Clayton Dube is an expert in Sino-American relations and tech innovation. He is director of the U.S.-China Institute and professor at the USC Annenberg School of Communication and Journalism. His webinar on innovation and competition can be viewed here.


Rising prices for new drugs might be coming

“In the short run, we are likely to see launch prices of new drugs rise as manufacturers hedge their bets against the tax on price increases and the possibility of price negotiation in the years to come.

“Over the long run, the impacts of the bill are even more unknown. We know that price negotiation is likely to weaken incentives to innovate and reduce the number of new drugs launched. What we don’t know is whether the drugs we lose will be ones that would have had a significant impact on health.”

Darius Lakdawalla is an expert in health economics, drug patents and Medicare. He is director of research for the USC Schaeffer Center for Health Policy & Economics; Quintiles Chair in Pharmaceutical Development and Regulatory Innovation at the USC School of Pharmacy; and professor at the USC Price School of Public Policy.


New copay limits for insulin do little to drop total costs

Images for USC's Leonard Schaeffer Center for Health Policy and Economics on campus at USC in Los Angeles, California on Wednesday, December 12, 2018. Photo by Tracy Boulian and David Ahntholz, Tracy + David,

“Capping copays on high-value drugs like insulin will help patients and improve health. But the bill does little to address the overall cost of insulin and our work has shown that while the amount that manufacturers get has declined, the total cost of the drug has basically not changed. Intermediaries in the distribution system- pharmacy benefit managers, pharmacies and wholesalers — are capturing an increasing share of the pie.”

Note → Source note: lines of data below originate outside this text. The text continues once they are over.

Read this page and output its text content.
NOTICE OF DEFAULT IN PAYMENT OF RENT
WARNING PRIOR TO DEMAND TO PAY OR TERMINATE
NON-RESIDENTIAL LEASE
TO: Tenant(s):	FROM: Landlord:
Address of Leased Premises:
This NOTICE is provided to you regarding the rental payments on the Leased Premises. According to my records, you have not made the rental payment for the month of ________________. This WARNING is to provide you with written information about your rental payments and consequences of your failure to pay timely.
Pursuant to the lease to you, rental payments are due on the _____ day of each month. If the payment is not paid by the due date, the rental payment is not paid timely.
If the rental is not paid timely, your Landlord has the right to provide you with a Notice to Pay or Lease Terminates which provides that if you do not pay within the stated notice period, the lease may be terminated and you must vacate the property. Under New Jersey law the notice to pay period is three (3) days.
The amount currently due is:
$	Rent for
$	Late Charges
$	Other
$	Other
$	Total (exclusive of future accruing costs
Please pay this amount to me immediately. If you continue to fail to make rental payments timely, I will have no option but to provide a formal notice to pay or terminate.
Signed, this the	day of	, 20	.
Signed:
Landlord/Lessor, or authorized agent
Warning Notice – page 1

Karen Van Nuys is an expert on pharmaceutical economics and policy. She is executive director of the Value of Life Sciences Innovation project at the USC Schaffer Center for Health Policy & Economics and a research assistant professor at the USC Price School.

Other Available Experts:

Adam Rose is an expert on energy and climate change policy and economics. He is a senior research fellow at the USC Center for Risk and Economic Analysis of Threats and Emergencies (CREATE) and a research professor at the USC Price School of Public Policy.